World markets began to strain yesterday after a rollercoaster week that has seen oil break $80 a barrel, Italian politics rattle the euro zone again and emerging markets battered by a pumped-up dollar and rising borrowing costs.

Traders hit Italian bonds, stocks and the euro as a pledge to ramp up spending from a coalition government taking shape in Rome caused fresh unease, while Wall Street was waiting to see the outcome of US and China trade talks.

Italy's strife sent long-term borrowing to more than seven-month highs, stocks in Milan fell one per cent taking European stocks down with them, while the euro dropped back towards this week's five-month low.

Rome's bonds have seen their biggest sell-off in over a year this week.

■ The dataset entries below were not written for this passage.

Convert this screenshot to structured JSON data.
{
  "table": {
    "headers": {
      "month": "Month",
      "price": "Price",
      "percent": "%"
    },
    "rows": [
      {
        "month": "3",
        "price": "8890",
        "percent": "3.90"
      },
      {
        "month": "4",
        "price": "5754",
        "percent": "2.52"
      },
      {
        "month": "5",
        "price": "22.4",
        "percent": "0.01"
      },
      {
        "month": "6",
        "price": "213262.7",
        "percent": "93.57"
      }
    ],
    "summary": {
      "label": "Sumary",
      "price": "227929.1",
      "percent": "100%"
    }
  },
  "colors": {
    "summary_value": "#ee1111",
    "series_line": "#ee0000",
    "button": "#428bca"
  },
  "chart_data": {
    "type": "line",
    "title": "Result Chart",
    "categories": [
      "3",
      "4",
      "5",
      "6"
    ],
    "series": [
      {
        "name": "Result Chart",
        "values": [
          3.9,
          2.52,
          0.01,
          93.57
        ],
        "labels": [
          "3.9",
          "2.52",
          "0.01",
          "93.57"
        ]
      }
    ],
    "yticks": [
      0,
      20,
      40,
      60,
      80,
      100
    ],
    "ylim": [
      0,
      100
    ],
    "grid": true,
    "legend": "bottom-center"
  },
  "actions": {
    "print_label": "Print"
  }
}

Italy accounts for around 15 per cent of euro zone GDP and a quarter of the bloc’s public debt. For comparison, crisis poster child Greece contributed just 1.8 per cent to euro zone GDP and 3.3 percent to its pile of public debt.

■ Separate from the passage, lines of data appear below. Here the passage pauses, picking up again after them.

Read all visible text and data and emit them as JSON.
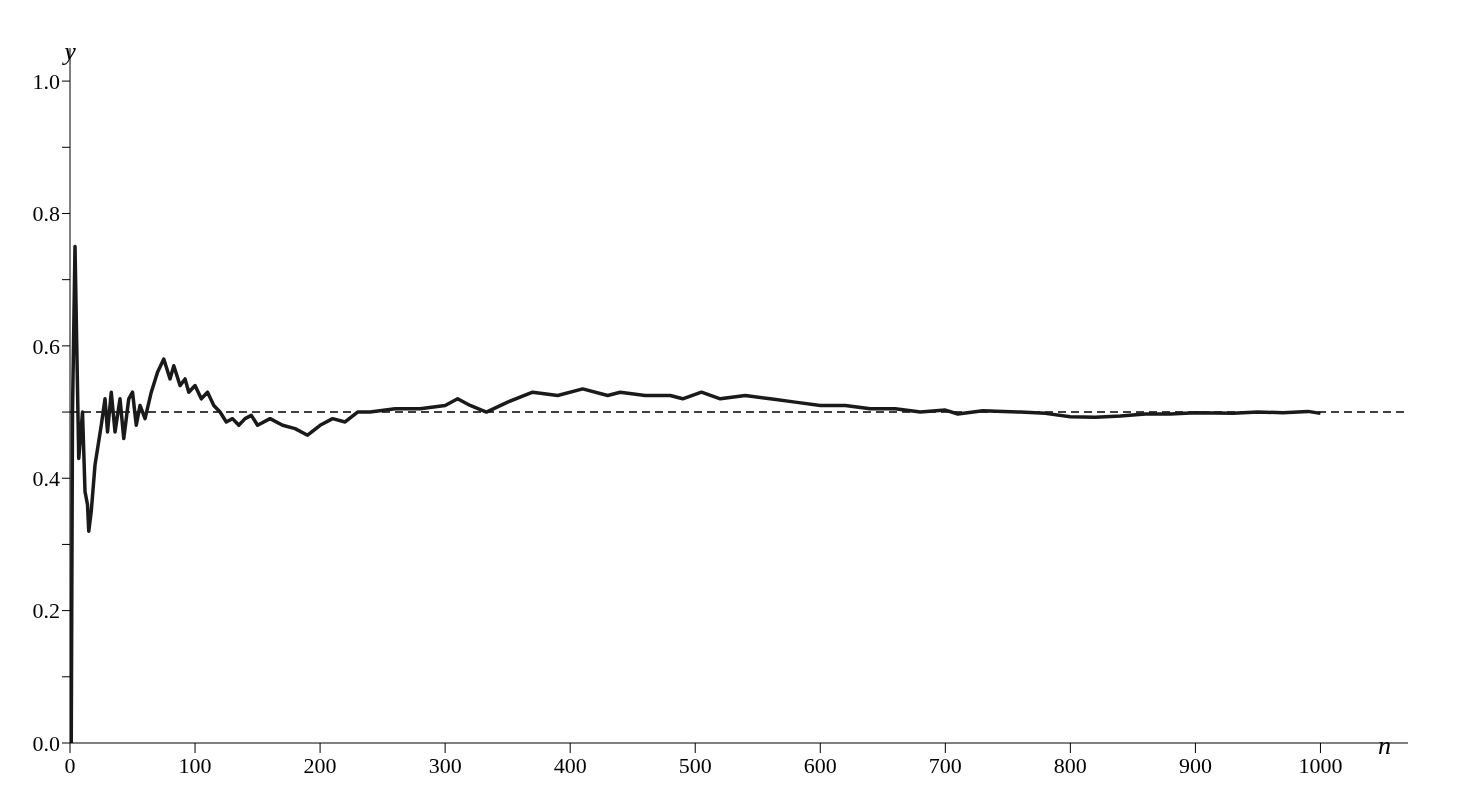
{
  "chart_data": {
    "type": "line",
    "xlabel": "n",
    "ylabel": "y",
    "xlim": [
      0,
      1070
    ],
    "xticks": [
      0,
      100,
      200,
      300,
      400,
      500,
      600,
      700,
      800,
      900,
      1000
    ],
    "ylim": [
      0,
      1.05
    ],
    "yticks": [
      {
        "value": 0,
        "label": "0.0"
      },
      {
        "value": 0.1,
        "label": null
      },
      {
        "value": 0.2,
        "label": "0.2"
      },
      {
        "value": 0.3,
        "label": null
      },
      {
        "value": 0.4,
        "label": "0.4"
      },
      {
        "value": 0.5,
        "label": null
      },
      {
        "value": 0.6,
        "label": "0.6"
      },
      {
        "value": 0.7,
        "label": null
      },
      {
        "value": 0.8,
        "label": "0.8"
      },
      {
        "value": 0.9,
        "label": null
      },
      {
        "value": 1.0,
        "label": "1.0"
      }
    ],
    "marker": "none",
    "line_style": "solid",
    "ref_lines": [
      {
        "axis": "y",
        "value": 0.5,
        "color": "#000000",
        "line_style": "dashed"
      }
    ],
    "series": [
      {
        "color": "#1a1a1a",
        "x": [
          1,
          2,
          4,
          7,
          10,
          12,
          14,
          15,
          17,
          20,
          25,
          28,
          30,
          33,
          36,
          40,
          43,
          47,
          50,
          53,
          56,
          60,
          65,
          70,
          75,
          80,
          83,
          88,
          92,
          95,
          100,
          105,
          110,
          115,
          120,
          125,
          130,
          135,
          140,
          145,
          150,
          160,
          170,
          180,
          190,
          200,
          210,
          220,
          230,
          240,
          260,
          280,
          300,
          310,
          320,
          333,
          350,
          370,
          390,
          410,
          430,
          440,
          460,
          480,
          490,
          505,
          520,
          540,
          560,
          580,
          600,
          620,
          640,
          660,
          680,
          700,
          710,
          730,
          760,
          780,
          800,
          820,
          840,
          860,
          880,
          900,
          930,
          950,
          970,
          990,
          1000
        ],
        "values": [
          0,
          0.5,
          0.75,
          0.43,
          0.5,
          0.38,
          0.36,
          0.32,
          0.35,
          0.42,
          0.48,
          0.52,
          0.47,
          0.53,
          0.47,
          0.52,
          0.46,
          0.52,
          0.53,
          0.48,
          0.51,
          0.49,
          0.53,
          0.56,
          0.58,
          0.55,
          0.57,
          0.54,
          0.55,
          0.53,
          0.54,
          0.52,
          0.53,
          0.51,
          0.5,
          0.485,
          0.49,
          0.48,
          0.49,
          0.495,
          0.48,
          0.49,
          0.48,
          0.475,
          0.465,
          0.48,
          0.49,
          0.485,
          0.5,
          0.5,
          0.505,
          0.505,
          0.51,
          0.52,
          0.51,
          0.5,
          0.515,
          0.53,
          0.525,
          0.535,
          0.525,
          0.53,
          0.525,
          0.525,
          0.52,
          0.53,
          0.52,
          0.525,
          0.52,
          0.515,
          0.51,
          0.51,
          0.505,
          0.505,
          0.5,
          0.503,
          0.497,
          0.502,
          0.5,
          0.498,
          0.493,
          0.492,
          0.494,
          0.497,
          0.497,
          0.499,
          0.498,
          0.5,
          0.499,
          0.501,
          0.498
        ]
      }
    ]
  }
}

One policy includes issuing more short-term debt to pay companies owed money by the state, the economics chief of the one of the coalition parties, the far-right League, said yesterday.

With the dollar's surge back on though, and oil shares gleeful about its rapid rise, European shares were heading for an eighth straight week of gains despite the Italian turbulence.

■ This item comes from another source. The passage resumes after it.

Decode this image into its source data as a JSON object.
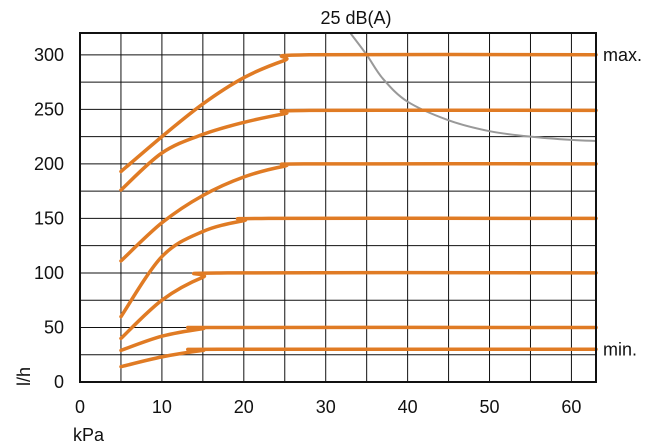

Slowing Japanese core consumer price growth that kept the Bank of Japan's elusive 2 per cent target well out of reach also kept the yen on the slide. It hit a four-month low of 111 per dollar.

It helped the six-currency dollar index rise to a new five-month high of 93.63.

The index has gained about 1 per cent this week, buoyed by the surge in US Treasury yields, with the 10-year US Treasury note yield scoring a seven-year peak of 3.128 per cent.

Euro traders, meanwhile, have nudged the shared currency back below $1.18. It has fallen nearly 1.2 per cent this week, largely pressured by the Italian uncertainty.

It is also heading for its fifth successive weekly drop versus the dollar, which would be a first for the shared currency since 2015.

In commodities, Brent crude oil futures were 47 cents higher at $79.76 a barrel after rising to $80.50 on Thursday, their highest since November 2014.

Brent has risen  3 per cent this week and is headed for a sixth week of gains.

Gold, meanwhile, has had its worst week since early December, having dropped more than 2 per cent.